ORANGE COUNTY, Fla. – Sade Green and her roommate came home from work with a warning on her apartment door reading in part, “As of Aug. 1st, Orange County will allow property owners to file for evictions, so it’s extremely important that the account is current.”
"It's very gut-wrenching," Green said. "No one really saw this coming and all of a sudden I'm getting threatened with an eviction and it's so bizarre."
Green said her apartment had assured them they could make payments, however, the change comes after Gov. Ron DeSantis amended the August extension of his executive order on Limited Extension of Mortgage Foreclosure and Eviction Relief.
The previous orders that were extended since March “I hereby suspend and toll any statute providing for an eviction cause of action under Florida law solely as it relates to non-payment of rent by residential tenants due to the COVID-19 emergency for 45 days from the date of this Executive Order, including any extensions.”
However, the new order signed last week reads a person has to be “adversely affected” by COVID-19.
“For purposes of this section, adversely affected by the COVlD-19 emergency means loss of employment, diminished wages or business income, or other monetary loss realized during the Florida State of Emergency directly impacting the ability of a residential tenant to make rent payments,” the order reads.
Jay Mobley, Senior Housing and Consumer Attorney at the Legal Aid Society believes we will see more evictions immediately.
“This latest version is not a total ban on evictions anymore,” Mobley said. “Unfortunately, I think it’s going to cause a lot of confusion. People hear a moratorium and hear this was extended by the executive order, they are going to think they are protected and then the sheriff is going to show up with paperwork.
This means in order to prove you were adversely affected, you have to prove it in court.
"I think this is the way to slowly start the eviction process and limit the protections to only those people who were directly affected," Mobley adds.
He also said Florida law said if you were officially served with an eviction notice and can prove you were negatively impacted by COVID-19, you will have to do so by responding to the official notice with five business days.
“You got all the proof in the world but if you don’t show up to court within those five days to file to prove it then you are probably going to be evicted,” he said.
The Legal Aid Society of the Orange County Bar Association is offering help to those facing evictions. They have a fill-in-the-blank style form you can fill out to answer to the court if you do receive an eviction notice.

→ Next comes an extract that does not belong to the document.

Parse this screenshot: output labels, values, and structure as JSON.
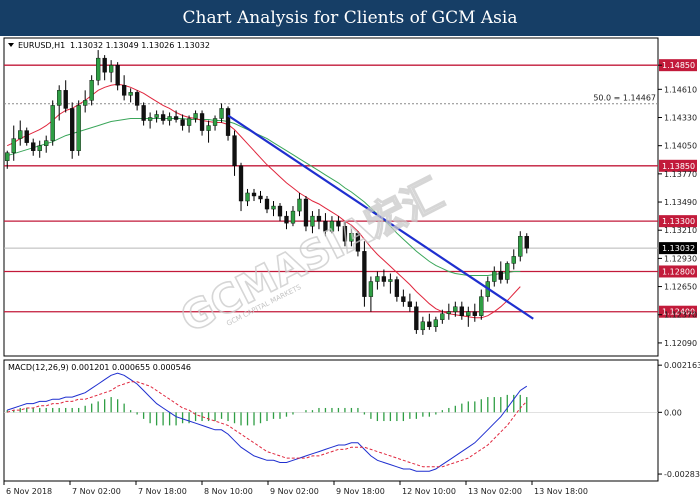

They also have staff on hand to help advise and even set you up with an attorney to help fight your eviction if you can prove you were directly impacted by the pandemic.
“Even if you don’t call us, you can simply write it on a piece of paper and you can file that by going to the courthouse. Even though the courthouse is closed for more in-person transactions, there will be somebody at the front door at the clerk’s office who can accept that answer and stamp it to make sure it is timely stamped.”
Mobley also said even if you haven’t been warned, if you are behind on your rent payments to go ahead and collect any documents that will prove you were adversely affected by the pandemic, from bank statements to proof from your employer you were fired or furloughed.
He also adds try working with your landlord on a payment plan or other options before that eviction is served.
“Maintain contact with your landlord, you can’t bury your head in the sand. This is not going to go away. Open the mail, read the notices and make sure you understand what your landlord is doing,” Mobley said.
Orange County Mayor Jerry Demings said the county is working on an eviction diversion program. County officials will present a plant to the Orange County Board of County Commissioners on Aug. 11.
On Aug. 11, Mayor Demings said the details of the program will be revealed.